I've been following the Jena 6 case on CNN for awhile now and it makes me angry every time I hear about it or see it on TV.
In September of 2006, several black students at Jena High School located in Jena, Louisiana, sat under an oak tree dubbed the "white tree" after asking permission from the vice principal. The next day students arrived at school to find three nooses hanging from the tree. The school principal was informed of the incident and recommended expulsion for those students responsible.
A school district committee, however, overruled the recommendation and instead suspended three white students. They dismissed the incident as a prank. On Nov. 30, 2006, Jena High School's main academic building was torched. The arson was blamed on increasing racial tensions at the high school although the crime still remains unsolved today.
In Dec. 2006, a 17 black student named Robert Bailey was beaten with a bottle by a twenty two year-old white male Justin Sloan while attending a private party. Sloan was charged with simple battery and was given probation.
During another instance in December, a white high school student pulled a gun on black students in a convenience store parking lot.
Three black students wrestled the gun away from him.
On December 4, 2006, six black students now dubbed as the Jena 6 attacked Justin Barker, a white student at Jena High School.
He was sent to the hospital to be treated for injuries and was later released that day. Parents of the Jena 6 say that Barker had provoked his attack by using racial epithets. Barker's parents maintain he did nothing wrong.
The Jena 6 were arrested later that month and charged with attempted second-degree murder and conspiracy to commit murder.
Three of the six, however,later had their charges reduced to aggravated second-degree battery.
The last of the Jena 6, Mychal Bell, was recently released on Sept. 27 after a judge set his bail to $45,000. Bell's case had just recently been moved to juvenile court after he'd been sitting in prison for nine months on a $90,000 bond.
Just eight days before Bell's release, District Attorney Reed Walters had stated that the Jena 6 case was not actually about race, but instead about fighting for justice.
If you ask me, it's about both.
I, along with many students whom I've spoken to, know that the three nooses hanging from the tree was not a simple prank. That is what I call a hate crime. Of course, in Louisiana it didn't qualify as a federal hate crime, but nonetheless it was one. This is where the issue of racism comes in.
The Jena 6, the black students who were arrested, should not have responded with violence.
That was visibly the wrong way to go and yes, justice should be served, but fairly.
The Jena 6 should not be the only ones getting punished for their deeds. The white students who hung the nooses got away with something they should not have. Justin Sloan, the white male who attacked black student Robert Bailey with a bottle, should have received a more severe punishment. He was a legal adult unlike the Jena 6 who were all still teens. They face possible years in prison; Sloan got probation.

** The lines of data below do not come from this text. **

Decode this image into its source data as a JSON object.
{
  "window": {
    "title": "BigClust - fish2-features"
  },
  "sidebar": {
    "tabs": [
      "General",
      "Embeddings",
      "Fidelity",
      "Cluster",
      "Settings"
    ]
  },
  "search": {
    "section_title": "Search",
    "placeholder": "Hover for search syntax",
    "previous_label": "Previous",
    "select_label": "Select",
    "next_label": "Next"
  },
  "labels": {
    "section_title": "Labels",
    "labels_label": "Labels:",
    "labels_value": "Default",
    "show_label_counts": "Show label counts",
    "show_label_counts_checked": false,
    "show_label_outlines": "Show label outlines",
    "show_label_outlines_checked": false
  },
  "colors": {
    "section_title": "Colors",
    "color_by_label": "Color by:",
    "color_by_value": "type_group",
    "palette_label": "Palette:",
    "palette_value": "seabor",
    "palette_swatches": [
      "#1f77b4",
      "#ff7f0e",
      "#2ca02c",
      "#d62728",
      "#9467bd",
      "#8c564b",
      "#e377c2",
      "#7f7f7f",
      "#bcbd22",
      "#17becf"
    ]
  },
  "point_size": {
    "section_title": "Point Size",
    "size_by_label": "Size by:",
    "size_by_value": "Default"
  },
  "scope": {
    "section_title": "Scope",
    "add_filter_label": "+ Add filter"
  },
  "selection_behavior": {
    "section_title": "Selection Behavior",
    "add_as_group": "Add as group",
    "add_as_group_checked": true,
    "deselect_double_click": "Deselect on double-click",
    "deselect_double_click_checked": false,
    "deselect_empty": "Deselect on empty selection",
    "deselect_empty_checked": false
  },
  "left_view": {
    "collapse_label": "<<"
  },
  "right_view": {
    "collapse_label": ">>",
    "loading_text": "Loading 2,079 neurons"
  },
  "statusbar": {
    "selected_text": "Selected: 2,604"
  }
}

And what about the white student who pulled a gun on black students?
What kind of punishment did he get?
Apparently none.
This case has shined light once again on something that has never fully disappeared.
Racism is a never ending cycle of hate that,sadly,we cannot break away from. Children learn from their parents how to behave and if the parents are ignorant racists, then the children will most likely become ignorant racists as well. It continues through generations and is almost impossible to change. That is why racism will never cease.
It's a shame that the U.S. as a nation has not matured enough to learn to work together and not hate others based on skin color.
You'd think we'd learn from our past mistakes.
We haven't.
Honestly, I don't think we ever will.